Paul Goble
Staunton,
October 2 – In August 2006, at a time of relatively greater media freedom,
Russians were transfixed by stories about a clash between Russians and Chechens
in the Karelian city of Kondopoga. Now,
there have been clashes between Bashkirs and Chechens in the Bashkortostan’s
Temyasovo but little coverage or concern beyond that Middle Volga republic.
That
has allowed Russian and Bashkir officials to adopt their normal stance and suggest
that fights between members of two ethnic groups are nothing more than clashes that
could occur between members of the same group with each other. But Bashkir media make it clear that
something more happened, and that, without intervention, the situation may soon
get worse.
A
detailed description of the clash and of those involved can be found on line at
proufu.ru/news/society/massovaya_draka_s_chechentsami_v_bashkirii_proizoshla_iz_za_shaurmy/.

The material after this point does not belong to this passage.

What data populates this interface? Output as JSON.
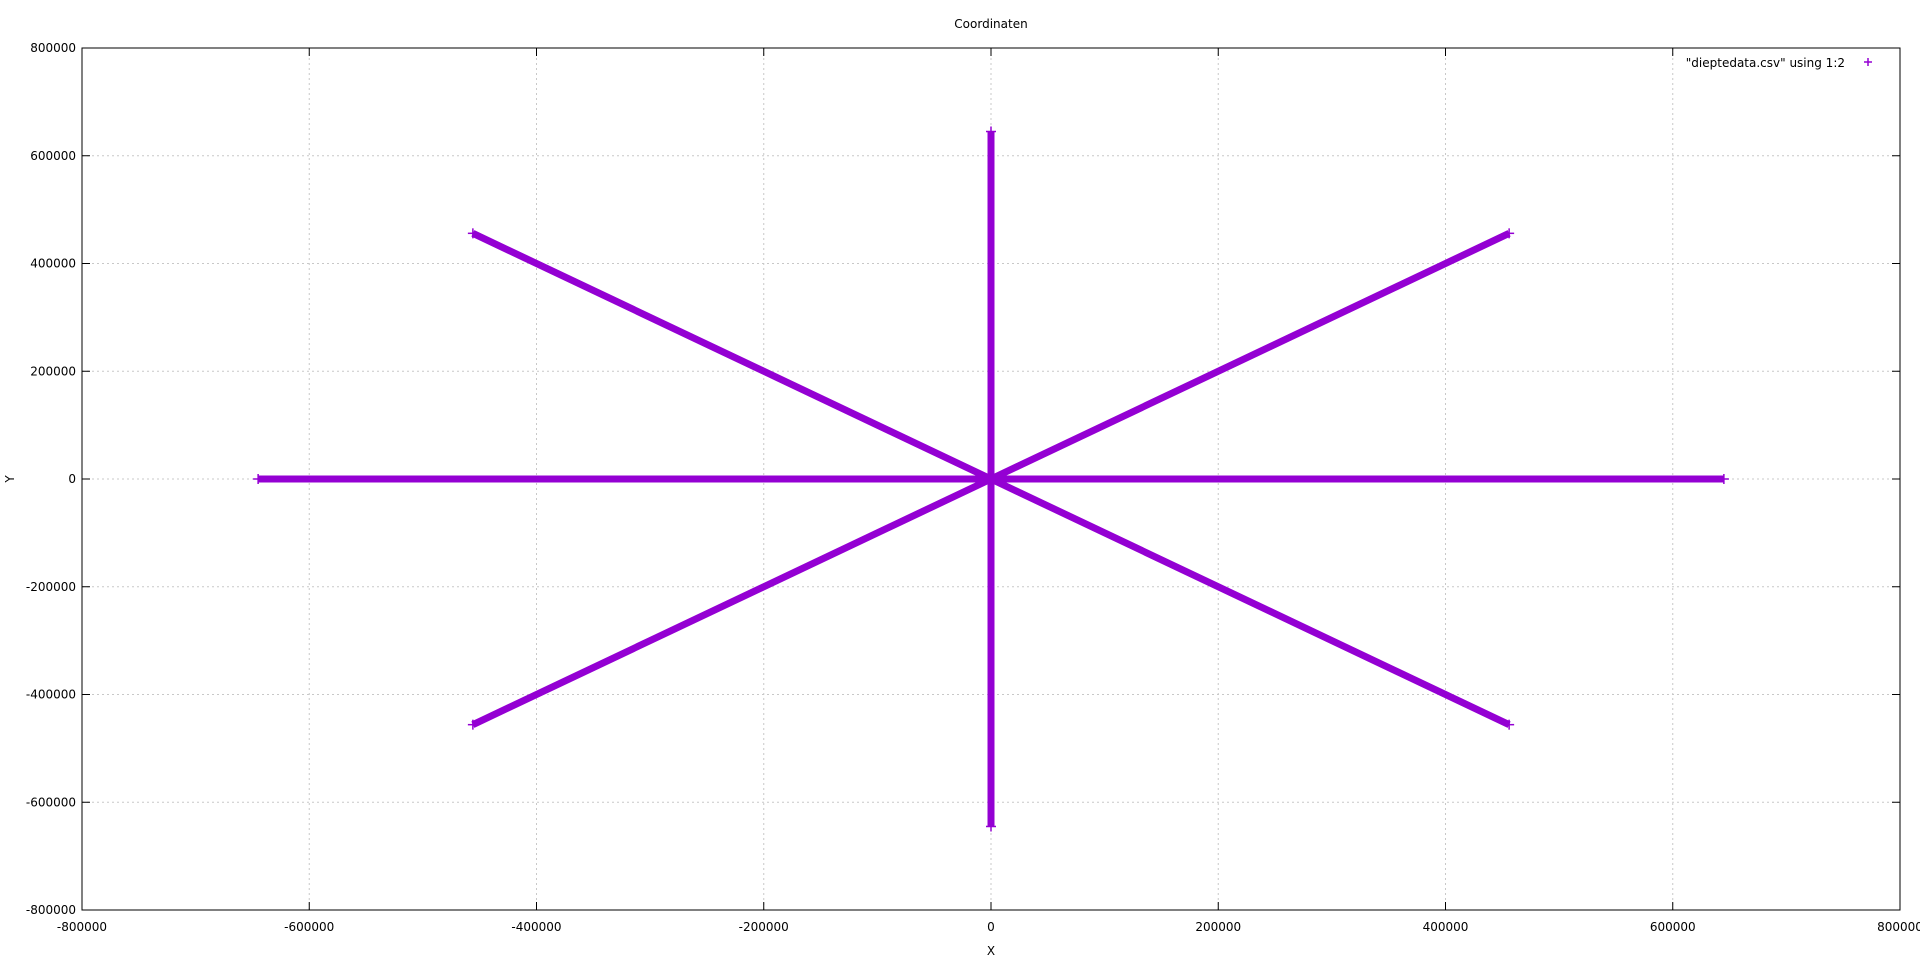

And it suggests, as Radio Liberty’s IdelReal reporter Artur Asafyev puts
it, that there has been a new Kondopoga (idelreal.org/a/29520703.html).
The
fighting between Bashkirs and Chechens resulted in several injuries, and apparently
under pressure from Bashkir society, the local authorities have agreed to open
criminal cases against those responsible who appear to be the Chechen gastarbeiters
(facebook.com/100022826088380/videos/343849709719229/).
How
far they will be able to go given Moscow’s silence and the power that Chechnya’s
Ramzan Kadyrov appears to exercise beyond the borders of his republic remains
to be seen. But Bashkirs are clearly outraged by what they see as the unwelcome
criminal behavior of the Chechen workers in their midst, just as the Russians
in Karelia were a dozen years ago.
It
is not only a Radio Liberty journalist who is raising the specter of a new
Kondopoga. A commentator for Ufa’s Proufa news service suggests that there is
now a danger that a broader national conflict may arise in the southern portion
of Bashkortostan (proufu.ru/news/society/na_yuge_bashkirii_mozhet_vozniknut_natsionalnyy_konflikt/).
The situation
there is apparently especially explosive because there is extraordinarily high
levels of unemployment and social degradation, local people say, adding that
this case shows “yet again” how bad things are with regard to “inter-ethnic relations
at the local level” and how easy it is for officials to argue that there are no
ethnic clashes when there obviously are.